Culture by Terry Eagleton

Culture by Terry Eagleton

Author:Terry Eagleton [Eagleton, Terry]
Language: eng
Format: azw3
ISBN: 9780300218794
Publisher: Yale University Press
Published: 2016-05-23T16:00:00+00:00


CHAPTER FOUR

An Apostle of Culture

LIKE HIS COMPATRIOT Edmund Burke, Oscar Wilde was educated at Trinity College, Dublin and later made a splash in London. Both men were much preoccupied with art. Burke, as we have seen, was the author of a treatise on aesthetics which has a bearing on political questions, while Wilde was a flamboyant aesthete whose devotion to art for art’s sake, as we shall see in a moment, was among other things a devious form of political radicalism. At a conservative arithmetical estimate, both authors led double lives. Burke was an eminent Westminster politician who in the course of his high-flying career in England kept much of his Irish provenance a close secret. His family in Ireland had Catholic connections, about which he was understandably sensitive. In fact, a distant relation of his, a Catholic priest, had been hanged, drawn and quartered by the British as a political rebel. It was not the kind of subject one would readily bring up in the London coffee houses. Wilde was both socialite and sodomite, upper class and underdog, respectable citizen and hirer of rent boys, a shameless bon viveur who laid claim to the title of socialist. His very name yokes the Gaelic ‘Oscar’ to the English ‘Wilde’, linking a mythological Irish hero to the world of middle-class drawing rooms. If he hobnobbed with the Lady Bracknells, he also moved at ease in insurrectionary circles, counting revolutionaries like William Morris and Peter Kropotkin among his friends.

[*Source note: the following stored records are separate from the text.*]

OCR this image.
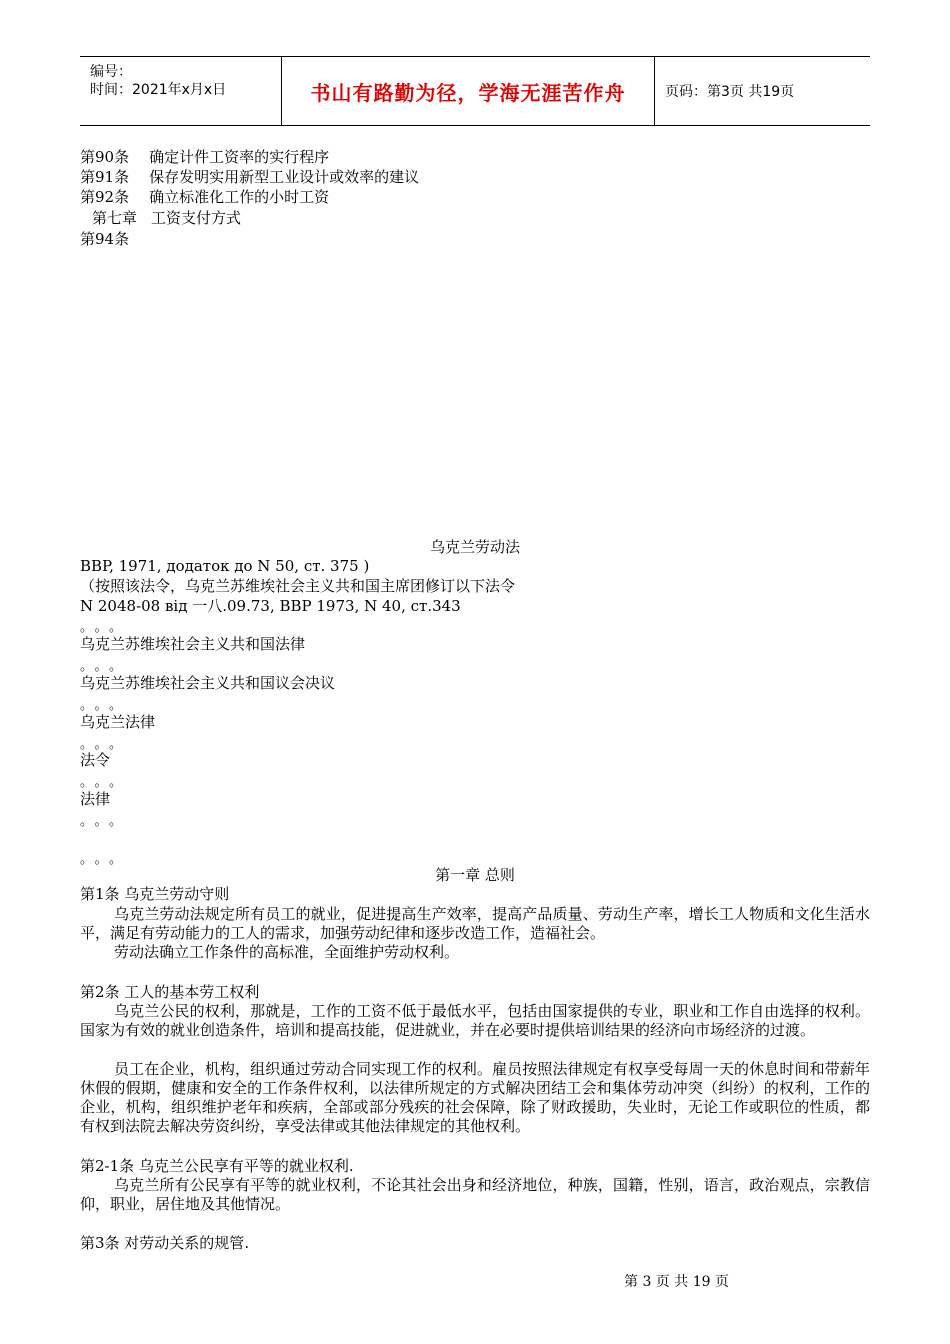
编号：
时间：2021年x月x日	书山有路勤为径，学海无涯苦作舟	页码：第3页 共19页
第90条 确定计件工资率的实行程序
第91条 保存发明实用新型工业设计或效率的建议
第92条 确立标准化工作的小时工资
第七章 工资支付方式
第94条
乌克兰劳动法
BBP, 1971, додаток до N 50, ст. 375 )
（按照该法令，乌克兰苏维埃社会主义共和国主席团修订以下法令
N 2048-08 від 一八.09.73, BBP 1973, N 40, ст.343
。。。
乌克兰苏维埃社会主义共和国法律
。。。
乌克兰苏维埃社会主义共和国议会决议
。。。
乌克兰法律
。。。
法令
。。。
法律
。。。
。。。
第一章 总则
第1条 乌克兰劳动守则
乌克兰劳动法规定所有员工的就业，促进提高生产效率，提高产品质量、劳动生产率，增长工人物质和文化生活水平，满足有劳动能力的工人的需求，加强劳动纪律和逐步改造工作，造福社会。
劳动法确立工作条件的高标准，全面维护劳动权利。
第2条 工人的基本劳工权利
乌克兰公民的权利，那就是，工作的工资不低于最低水平，包括由国家提供的专业，职业和工作自由选择的权利。国家为有效的就业创造条件，培训和提高技能，促进就业，并在必要时提供培训结果的经济向市场经济的过渡。
员工在企业，机构，组织通过劳动合同实现工作的权利。雇员按照法律规定有权享受每周一天的休息时间和带薪年休假的假期，健康和安全的工作条件权利，以法律所规定的方式解决团结工会和集体劳动冲突（纠纷）的权利，工作的企业，机构，组织维护老年和疾病，全部或部分残疾的社会保障，除了财政援助，失业时，无论工作或职位的性质，都有权到法院去解决劳资纠纷，享受法律或其他法律规定的其他权利。
第2-1条 乌克兰公民享有平等的就业权利.
乌克兰所有公民享有平等的就业权利，不论其社会出身和经济地位，种族，国籍，性别，语言，政治观点，宗教信仰，职业，居住地及其他情况。
第3条 对劳动关系的规管.
第 3 页 共 19 页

Both Wilde and Burke were master-rhetoricians legendary for their verbal élan, and as Irish émigrés in England both ended up biting the hand that fed them. They were also akin in their distaste for British colonialism. Though Burke was not hostile to the colonial venture as such, he felt some solidarity with anti-British rebels in Ireland and America and arraigned a prominent English colonial official, Warren Hastings, before the House of Commons. For his part, Wilde satirised the very English upper classes into whose ranks he had smuggled himself as a sort of fifth columnist. His sparkling stage comedy is both impeccably conventional and secretly subversive. He was a socialist and Irish republican, the son of a mother who was a celebrated feminist and nationalist rebel, and a father who was a distinguished Irish scholar and patriot. With his usual contrariness, however, he believed that Ireland should govern England rather than vice versa. The two émigrés were both to fall prey to Britain’s contempt for its longest-standing colonial subjects. Burke was sneered at as a Paddy, while Wilde was imprisoned for bedding a sprig of the English aristocracy whose filial duty was to reproduce his ancestral line rather than to consort with exotic gay foreigners.

Both Irishmen felt compassion for the poor and dispossessed, perhaps feeling themselves to be more fortunate examples of such outcasts. The Irish writer adrift in London and subject to racial abuse was a higher version of the immigrant road-builder or railway worker. Wilde once gave away his coat to a beggar on London Bridge.